I believe "der Bauer" can also be translated as "the peasant". Not sure why that translation is marked as incorrect.
I'm not sure about the english meading of peasant. As I understand it, it includes some kind of social position, farm laborers of low social rank. (?)
Whereas farmer (and "Bauer") refers to the profession. the person farming the land.
Peasant is a historical expression for what we now call "farmer", i.e. someone who used to work in agriculture. Incidentally, peasants were usually of low social status, hence its wide-ranged use as a derogatory term, but that is unrelated to the point I am trying to make. Since the historical context of the statement to be translated is undetermined, and considering "peasant" is still very much part of living language, I think it should be accepted as a solution.

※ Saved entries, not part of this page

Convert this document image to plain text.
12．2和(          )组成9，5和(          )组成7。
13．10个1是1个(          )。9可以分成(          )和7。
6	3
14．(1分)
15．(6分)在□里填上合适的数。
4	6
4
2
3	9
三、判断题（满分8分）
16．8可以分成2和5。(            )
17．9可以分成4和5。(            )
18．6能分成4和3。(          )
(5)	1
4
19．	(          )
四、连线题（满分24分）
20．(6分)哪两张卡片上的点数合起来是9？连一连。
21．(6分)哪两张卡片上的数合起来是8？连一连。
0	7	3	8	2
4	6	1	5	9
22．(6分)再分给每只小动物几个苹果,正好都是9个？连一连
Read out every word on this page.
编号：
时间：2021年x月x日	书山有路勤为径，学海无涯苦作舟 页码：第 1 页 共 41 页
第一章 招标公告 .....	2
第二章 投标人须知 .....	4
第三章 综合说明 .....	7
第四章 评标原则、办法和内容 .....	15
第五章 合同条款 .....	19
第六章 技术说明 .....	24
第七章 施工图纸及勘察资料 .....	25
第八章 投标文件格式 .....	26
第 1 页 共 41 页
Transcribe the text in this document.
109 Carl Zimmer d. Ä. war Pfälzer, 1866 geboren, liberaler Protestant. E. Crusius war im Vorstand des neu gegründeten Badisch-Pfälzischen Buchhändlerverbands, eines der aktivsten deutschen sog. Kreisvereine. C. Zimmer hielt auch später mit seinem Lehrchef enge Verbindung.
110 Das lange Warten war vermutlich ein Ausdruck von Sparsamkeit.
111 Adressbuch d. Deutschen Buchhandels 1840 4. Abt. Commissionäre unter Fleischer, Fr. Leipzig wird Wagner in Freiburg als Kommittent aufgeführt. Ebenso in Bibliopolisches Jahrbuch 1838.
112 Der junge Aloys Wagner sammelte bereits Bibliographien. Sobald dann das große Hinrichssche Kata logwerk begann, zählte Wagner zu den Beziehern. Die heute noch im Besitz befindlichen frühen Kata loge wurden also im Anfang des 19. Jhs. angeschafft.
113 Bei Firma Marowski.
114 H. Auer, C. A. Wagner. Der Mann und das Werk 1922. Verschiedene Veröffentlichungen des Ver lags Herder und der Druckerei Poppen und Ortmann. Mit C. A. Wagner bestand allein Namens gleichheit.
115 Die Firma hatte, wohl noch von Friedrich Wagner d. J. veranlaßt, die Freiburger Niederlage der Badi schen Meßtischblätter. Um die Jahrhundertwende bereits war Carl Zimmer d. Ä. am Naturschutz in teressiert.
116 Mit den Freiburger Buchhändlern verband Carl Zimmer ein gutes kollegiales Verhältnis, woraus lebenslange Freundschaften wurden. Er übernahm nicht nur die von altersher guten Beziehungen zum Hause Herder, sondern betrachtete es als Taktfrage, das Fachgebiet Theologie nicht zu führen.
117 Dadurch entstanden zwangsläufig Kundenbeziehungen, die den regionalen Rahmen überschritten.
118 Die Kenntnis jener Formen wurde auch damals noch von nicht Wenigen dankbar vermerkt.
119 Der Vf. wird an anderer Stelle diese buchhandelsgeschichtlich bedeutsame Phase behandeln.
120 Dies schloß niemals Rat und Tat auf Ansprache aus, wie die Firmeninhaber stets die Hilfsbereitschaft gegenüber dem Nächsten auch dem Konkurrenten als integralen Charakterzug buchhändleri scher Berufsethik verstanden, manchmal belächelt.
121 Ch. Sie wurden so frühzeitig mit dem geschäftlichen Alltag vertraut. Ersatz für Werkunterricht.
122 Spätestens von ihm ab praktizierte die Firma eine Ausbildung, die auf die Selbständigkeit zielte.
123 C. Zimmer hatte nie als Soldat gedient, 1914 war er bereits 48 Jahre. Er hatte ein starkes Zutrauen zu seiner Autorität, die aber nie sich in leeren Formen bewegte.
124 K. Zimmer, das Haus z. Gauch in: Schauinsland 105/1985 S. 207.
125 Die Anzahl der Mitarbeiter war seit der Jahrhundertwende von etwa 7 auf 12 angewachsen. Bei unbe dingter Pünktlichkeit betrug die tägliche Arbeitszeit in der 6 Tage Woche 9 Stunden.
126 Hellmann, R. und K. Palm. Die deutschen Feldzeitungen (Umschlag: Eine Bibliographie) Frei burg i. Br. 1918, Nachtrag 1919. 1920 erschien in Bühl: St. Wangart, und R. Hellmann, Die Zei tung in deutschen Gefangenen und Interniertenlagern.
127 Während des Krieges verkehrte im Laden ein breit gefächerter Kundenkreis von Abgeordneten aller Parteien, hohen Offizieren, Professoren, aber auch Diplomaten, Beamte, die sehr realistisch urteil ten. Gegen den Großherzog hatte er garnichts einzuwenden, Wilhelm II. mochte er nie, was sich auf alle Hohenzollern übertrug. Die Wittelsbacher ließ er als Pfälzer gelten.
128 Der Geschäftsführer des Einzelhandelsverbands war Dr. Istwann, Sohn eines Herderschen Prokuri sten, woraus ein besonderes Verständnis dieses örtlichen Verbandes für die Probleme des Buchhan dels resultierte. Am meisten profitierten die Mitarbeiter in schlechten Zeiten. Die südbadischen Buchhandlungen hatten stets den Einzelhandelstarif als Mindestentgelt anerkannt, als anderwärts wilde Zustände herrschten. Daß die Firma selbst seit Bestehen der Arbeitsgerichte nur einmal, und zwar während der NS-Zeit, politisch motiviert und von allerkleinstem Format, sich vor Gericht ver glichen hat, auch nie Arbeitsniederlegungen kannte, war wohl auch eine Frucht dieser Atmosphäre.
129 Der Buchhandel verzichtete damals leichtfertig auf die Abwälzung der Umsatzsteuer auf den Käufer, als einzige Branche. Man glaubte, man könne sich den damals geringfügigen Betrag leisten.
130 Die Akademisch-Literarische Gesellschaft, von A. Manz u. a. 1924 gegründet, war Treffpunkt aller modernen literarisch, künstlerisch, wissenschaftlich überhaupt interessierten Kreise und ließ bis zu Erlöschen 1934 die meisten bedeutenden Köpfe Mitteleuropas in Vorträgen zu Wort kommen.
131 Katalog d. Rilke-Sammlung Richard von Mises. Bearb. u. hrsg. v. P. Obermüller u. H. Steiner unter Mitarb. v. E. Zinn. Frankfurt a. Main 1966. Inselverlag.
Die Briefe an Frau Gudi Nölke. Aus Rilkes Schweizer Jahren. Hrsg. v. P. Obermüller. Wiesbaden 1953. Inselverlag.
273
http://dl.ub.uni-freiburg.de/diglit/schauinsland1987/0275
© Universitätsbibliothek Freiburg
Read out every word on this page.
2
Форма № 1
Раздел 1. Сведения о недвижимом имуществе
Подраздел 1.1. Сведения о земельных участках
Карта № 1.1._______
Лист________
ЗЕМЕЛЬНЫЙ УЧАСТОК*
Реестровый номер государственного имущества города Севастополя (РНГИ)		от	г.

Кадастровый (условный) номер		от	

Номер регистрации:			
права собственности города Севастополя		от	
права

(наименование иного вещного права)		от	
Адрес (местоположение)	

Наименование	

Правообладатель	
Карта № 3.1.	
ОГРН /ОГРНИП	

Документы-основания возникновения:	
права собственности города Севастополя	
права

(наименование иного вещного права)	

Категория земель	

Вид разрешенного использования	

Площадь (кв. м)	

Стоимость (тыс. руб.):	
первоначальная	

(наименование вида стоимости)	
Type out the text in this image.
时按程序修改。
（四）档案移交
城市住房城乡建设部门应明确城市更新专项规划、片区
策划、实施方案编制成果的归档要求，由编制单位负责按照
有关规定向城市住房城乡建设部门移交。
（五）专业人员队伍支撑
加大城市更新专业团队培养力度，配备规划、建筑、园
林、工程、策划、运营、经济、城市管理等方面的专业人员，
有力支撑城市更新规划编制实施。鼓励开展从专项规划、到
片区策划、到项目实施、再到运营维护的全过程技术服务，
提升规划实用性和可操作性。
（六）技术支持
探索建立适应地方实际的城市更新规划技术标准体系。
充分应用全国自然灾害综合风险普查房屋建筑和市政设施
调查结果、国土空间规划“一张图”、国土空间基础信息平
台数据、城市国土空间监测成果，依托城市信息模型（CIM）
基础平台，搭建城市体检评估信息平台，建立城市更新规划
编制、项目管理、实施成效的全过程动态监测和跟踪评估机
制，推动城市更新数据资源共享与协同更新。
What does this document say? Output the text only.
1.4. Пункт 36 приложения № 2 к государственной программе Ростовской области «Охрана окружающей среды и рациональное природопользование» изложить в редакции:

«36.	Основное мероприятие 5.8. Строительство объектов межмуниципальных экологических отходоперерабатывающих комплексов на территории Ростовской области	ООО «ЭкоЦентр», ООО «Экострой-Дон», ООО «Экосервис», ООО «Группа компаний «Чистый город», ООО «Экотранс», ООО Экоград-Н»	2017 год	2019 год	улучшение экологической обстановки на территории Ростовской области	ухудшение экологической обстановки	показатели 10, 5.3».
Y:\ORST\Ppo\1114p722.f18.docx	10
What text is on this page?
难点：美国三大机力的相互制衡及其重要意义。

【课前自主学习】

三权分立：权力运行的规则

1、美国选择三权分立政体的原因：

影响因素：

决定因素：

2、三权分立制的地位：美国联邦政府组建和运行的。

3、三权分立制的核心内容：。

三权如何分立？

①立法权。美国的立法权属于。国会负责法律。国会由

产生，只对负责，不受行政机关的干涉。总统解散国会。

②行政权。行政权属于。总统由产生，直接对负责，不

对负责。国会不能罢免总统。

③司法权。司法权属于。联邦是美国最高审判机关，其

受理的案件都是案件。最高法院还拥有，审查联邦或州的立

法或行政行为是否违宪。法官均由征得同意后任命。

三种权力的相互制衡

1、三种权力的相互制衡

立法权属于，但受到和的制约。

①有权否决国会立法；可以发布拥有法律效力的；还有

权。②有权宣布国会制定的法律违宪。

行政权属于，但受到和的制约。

I am not sure whether you consider this important, but the Wikipedia article "Peasant" corresponds to the German Wikipedia article "Bauernstand" (peasantry), and Google Translate translates "peasant" as "Bauer".
Well guess I'm the wrong person to judge the english meaning, since there is only one Word for "Bauer" in german.
I can only provide an explanation for the german words.
Bauer ist just the profession. Theres no social rank or group included. It can be a person with a small farm or a really wealthy "Großbauer". Whereas "Bauernstand" is a historical term for a social group and implies a picture of poor people working for the upper class.
But you are right, since we have no context, peasant should be ok.
Bauer can also be used as an insult, but thats off topic.
Actually, there is another similar word to "Bauer", which is "Landwirt". It is a more recent word, and you will sound more educated, using "Landwirt". Usually both mean the same, a person that farms land (crops, cows, and so on). Technically you need a completed education to call yourself "Landwirt". But if you watch the news, both are used synonymous most of the time.